Кому и что было известно? Знала ли мать или Осман, что я часто хожу к Фюсун? Мне не хотелось думать об этом. Когда я ездил в Чукурджуму, то старался ужинать с матерью дома, чтобы не вызвать у неё подозрений, а потом еще ужинал у Кескинов. Тетя Несибе, правда, на взгляд определяла, что я сыт, хотя и интересовалась: «Кемаль, тебе что, овощи не понравились? У тебя сегодня совсем аппетита нет».
Иногда, ужиная с матерью, я надеялся, что смогу сдержаться и остаться дома, если перетерплю тоску по Фюсун, ощущавшуюся вечером сильнее всего, но, стоило мне поесть и выпить пару стаканов ракы, тоска начинала одолевать меня с такой силой, что замечала даже мать.
— Опять стучишь ногой! Иди хоть прогуляйся, — говорила она. — Только далеко не уходи, на улицах нынче опасно.
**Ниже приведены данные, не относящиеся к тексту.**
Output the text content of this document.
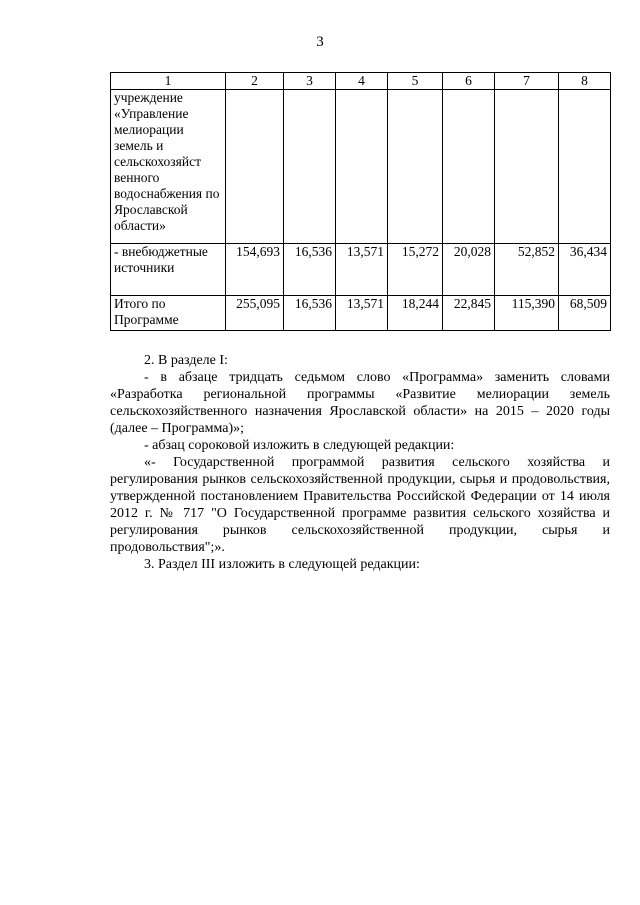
3
1	2	3	4	5	6	7	8
учреждение «Управление мелиорации земель и сельскохозяйст венного водоснабжения по Ярославской области»							
- внебюджетные источники	154,693	16,536	13,571	15,272	20,028	52,852	36,434
Итого по Программе	255,095	16,536	13,571	18,244	22,845	115,390	68,509

2. В разделе I:

- в абзаце тридцать седьмом слово «Программа» заменить словами «Разработка региональной программы «Развитие мелиорации земель сельскохозяйственного назначения Ярославской области» на 2015 – 2020 годы (далее – Программа)»;

- абзац сороковой изложить в следующей редакции:

«- Государственной программой развития сельского хозяйства и регулирования рынков сельскохозяйственной продукции, сырья и продовольствия, утвержденной постановлением Правительства Российской Федерации от 14 июля 2012 г. № 717 "О Государственной программе развития сельского хозяйства и регулирования рынков сельскохозяйственной продукции, сырья и продовольствия";».

3. Раздел III изложить в следующей редакции:
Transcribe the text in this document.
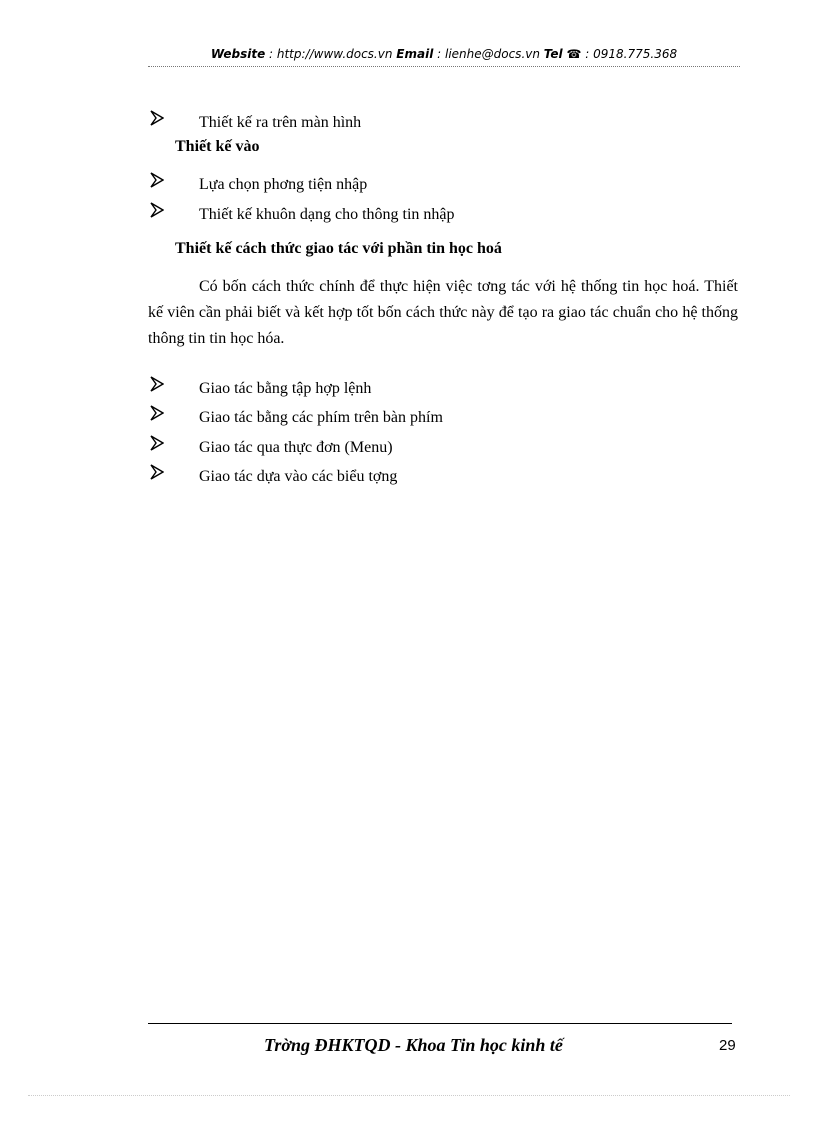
Website : http://www.docs.vn Email : lienhe@docs.vn Tel ☎ : 0918.775.368
Thiết kế ra trên màn hình
Thiết kế vào
Lựa chọn phơng tiện nhập
Thiết kế khuôn dạng cho thông tin nhập
Thiết kế cách thức giao tác với phần tin học hoá
Có bốn cách thức chính để thực hiện việc tơng tác với hệ thống tin học hoá. Thiết kế viên cần phải biết và kết hợp tốt bốn cách thức này để tạo ra giao tác chuẩn cho hệ thống thông tin tin học hóa.
Giao tác bằng tập hợp lệnh
Giao tác bằng các phím trên bàn phím
Giao tác qua thực đơn (Menu)
Giao tác dựa vào các biểu tợng
Trờng ĐHKTQD - Khoa Tin học kinh tế	29
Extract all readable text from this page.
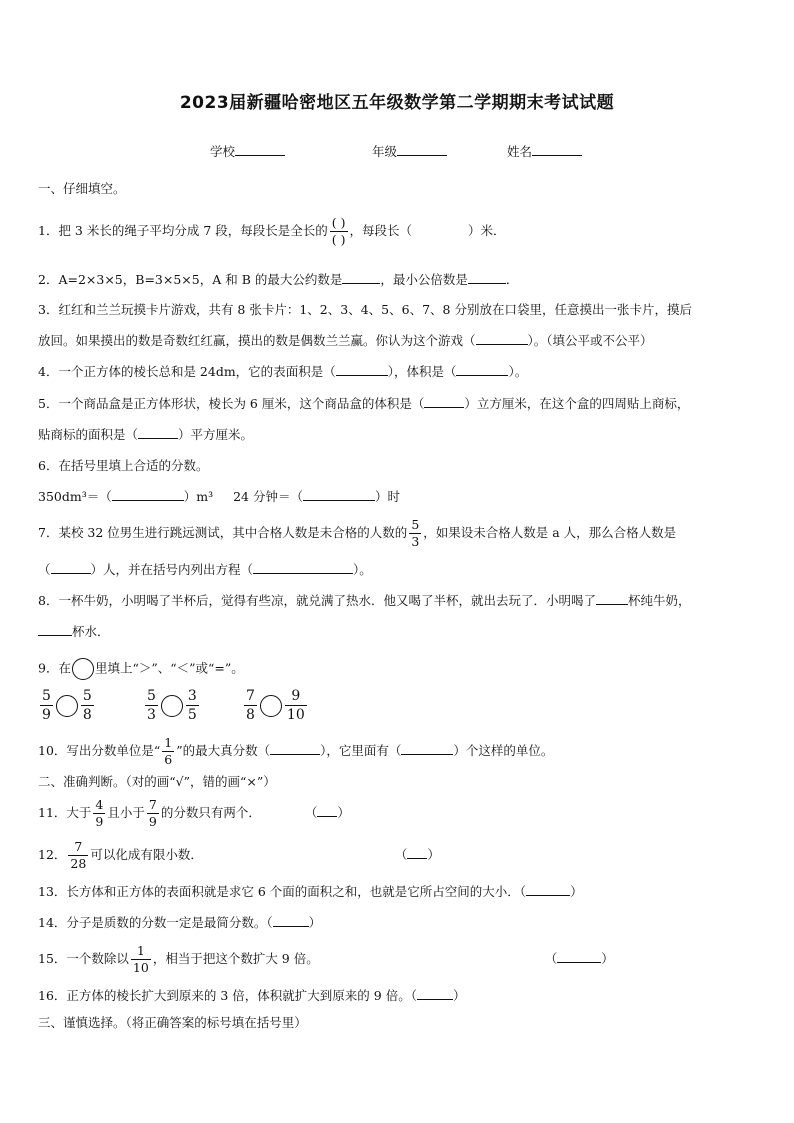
2023届新疆哈密地区五年级数学第二学期期末考试试题
学校	年级	姓名
一、仔细填空。
1．把 3 米长的绳子平均分成 7 段，每段长是全长的 $\frac{( )}{( )}$ ，每段长（	）米．
2．A=2×3×5，B=3×5×5，A 和 B 的最大公约数是	，最小公倍数是	．
3．红红和兰兰玩摸卡片游戏，共有 8 张卡片：1、2、3、4、5、6、7、8 分别放在口袋里，任意摸出一张卡片，摸后
放回。如果摸出的数是奇数红红赢，摸出的数是偶数兰兰赢。你认为这个游戏（	）。（填公平或不公平）
4．一个正方体的棱长总和是 24dm，它的表面积是（	），体积是（	）。
5．一个商品盒是正方体形状，棱长为 6 厘米，这个商品盒的体积是（	）立方厘米，在这个盒的四周贴上商标，
贴商标的面积是（	）平方厘米。
6．在括号里填上合适的分数。
350dm³＝（	）m³ 24 分钟＝（	）时
7．某校 32 位男生进行跳远测试，其中合格人数是未合格的人数的 $\frac{5}{3}$ ，如果设未合格人数是 a 人，那么合格人数是
（	）人，并在括号内列出方程（	）。
8．一杯牛奶，小明喝了半杯后，觉得有些凉，就兑满了热水．他又喝了半杯，就出去玩了．小明喝了	杯纯牛奶，
杯水．
9．在 里填上“＞”、“＜”或“=”。
$\frac{5}{9} \frac{5}{8}$	$\frac{5}{3} \frac{3}{5}$	$\frac{7}{8} \frac{9}{10}$
10．写出分数单位是“ $\frac{1}{6}$ ”的最大真分数（	），它里面有（	）个这样的单位。
二、准确判断。（对的画“√”，错的画“×”）
11．大于 $\frac{4}{9}$ 且小于 $\frac{7}{9}$ 的分数只有两个．	（ ）
12． $\frac{7}{28}$ 可以化成有限小数．	（ ）
13．长方体和正方体的表面积就是求它 6 个面的面积之和，也就是它所占空间的大小．（	）
14．分子是质数的分数一定是最简分数。（	）
15．一个数除以 $\frac{1}{10}$ ，相当于把这个数扩大 9 倍。	（	）
16．正方体的棱长扩大到原来的 3 倍，体积就扩大到原来的 9 倍。（	）
三、谨慎选择。（将正确答案的标号填在括号里）
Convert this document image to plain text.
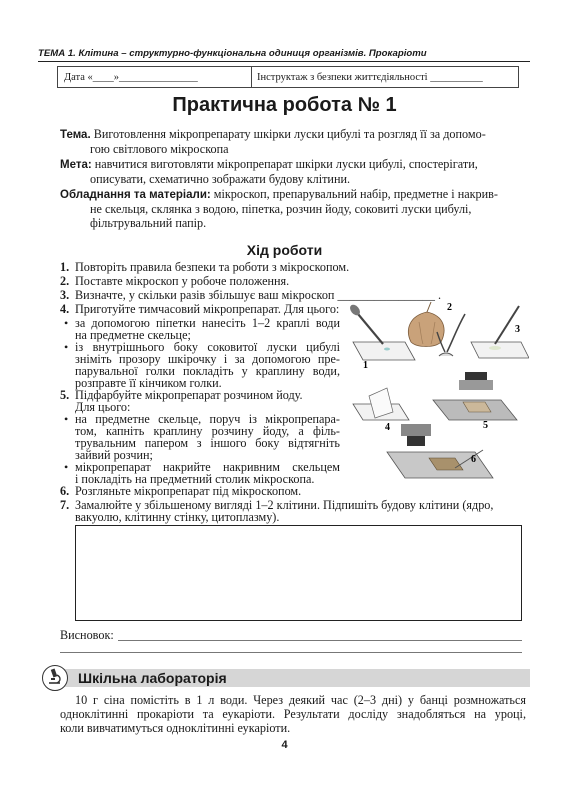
ТЕМА 1. Клітина – структурно-функціональна одиниця організмів. Прокаріоти
Дата «____»_______________	Інструктаж з безпеки життєдіяльності __________
Практична робота № 1
Тема. Виготовлення мікропрепарату шкірки луски цибулі та розгляд її за допомо-
гою світлового мікроскопа
Мета: навчитися виготовляти мікропрепарат шкірки луски цибулі, спостерігати,
описувати, схематично зображати будову клітини.
Обладнання та матеріали: мікроскоп, препарувальний набір, предметне і накрив-
не скельця, склянка з водою, піпетка, розчин йоду, соковиті луски цибулі,
фільтрувальний папір.
Хід роботи
1. Повторіть правила безпеки та роботи з мікроскопом.
2. Поставте мікроскоп у робоче положення.
3. Визначте, у скільки разів збільшує ваш мікроскоп ________________ .
4. Приготуйте тимчасовий мікропрепарат. Для цього:
• за допомогою піпетки нанесіть 1–2 краплі води
на предметне скельце;
• із внутрішнього боку соковитої луски цибулі
зніміть прозору шкірочку і за допомогою пре-
парувальної голки покладіть у краплину води,
розправте її кінчиком голки.
5. Підфарбуйте мікропрепарат розчином йоду.
Для цього:
• на предметне скельце, поруч із мікропрепара-
том, капніть краплину розчину йоду, а філь-
трувальним папером з іншого боку відтягніть
зайвий розчин;
• мікропрепарат накрийте накривним скельцем
і покладіть на предметний столик мікроскопа.
1
2
3
4	5
6
Висновок:
Шкільна лабораторія
10 г сіна помістіть в 1 л води. Через деякий час (2–3 дні) у банці розмножаться
одноклітинні прокаріоти та еукаріоти. Результати досліду знадобляться на уроці,
коли вивчатимуться одноклітинні еукаріоти.
4
6. Розгляньте мікропрепарат під мікроскопом.
7. Замалюйте у збільшеному вигляді 1–2 клітини. Підпишіть будову клітини (ядро,
вакуолю, клітинну стінку, цитоплазму).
В те годы в Стамбуле то и дело кого-нибудь убивали, по вечерам полиция устраивала облавы в кофейнях, студенты университетов постоянно устраивали бойкоты и стачки, повсюду подкладывали бомбы, вооруженные люди грабили банки. Все стены в городе были исписаны разноцветными политическими лозунгами один поверх другого. Как и большинство стамбульцев, я был далек от политики, считал, что пользы от противостояния враждующих сторон никому нет, и подозревал, что для многих бесчеловечных людей политика служит своего рода ремеслом. Но о ней трещали на всех углах, будто ничего более важного в жизни обычного человека тогда и не было.
Я уходил из дома почти каждый вечер, но к Кескинам ездил не всегда. Иногда действительно встречался с друзьями, надеясь, что познакомлюсь с какой-нибудь симпатичной девушкой, которая поможет мне забыть Фюсун, а иногда просто сидел с приятелями и наслаждался их обществом. Бывало, когда на разных приемах, куда меня вытаскивал Заим, или в гостях у дальних родственников, либо где-нибудь в ночном клубе, куда меня приводили старинные друзья во главе с Тайфуном, я сталкивался с Мехмедом и Нурджихан. И, открывая новую бутылку виски под модные турецкие песни, большинство которых были переписаны с итальянских и французских шлягеров, я предавался обманчивой надежде, что медленно возвращаюсь к прежней, здоровой и благополучной, жизни.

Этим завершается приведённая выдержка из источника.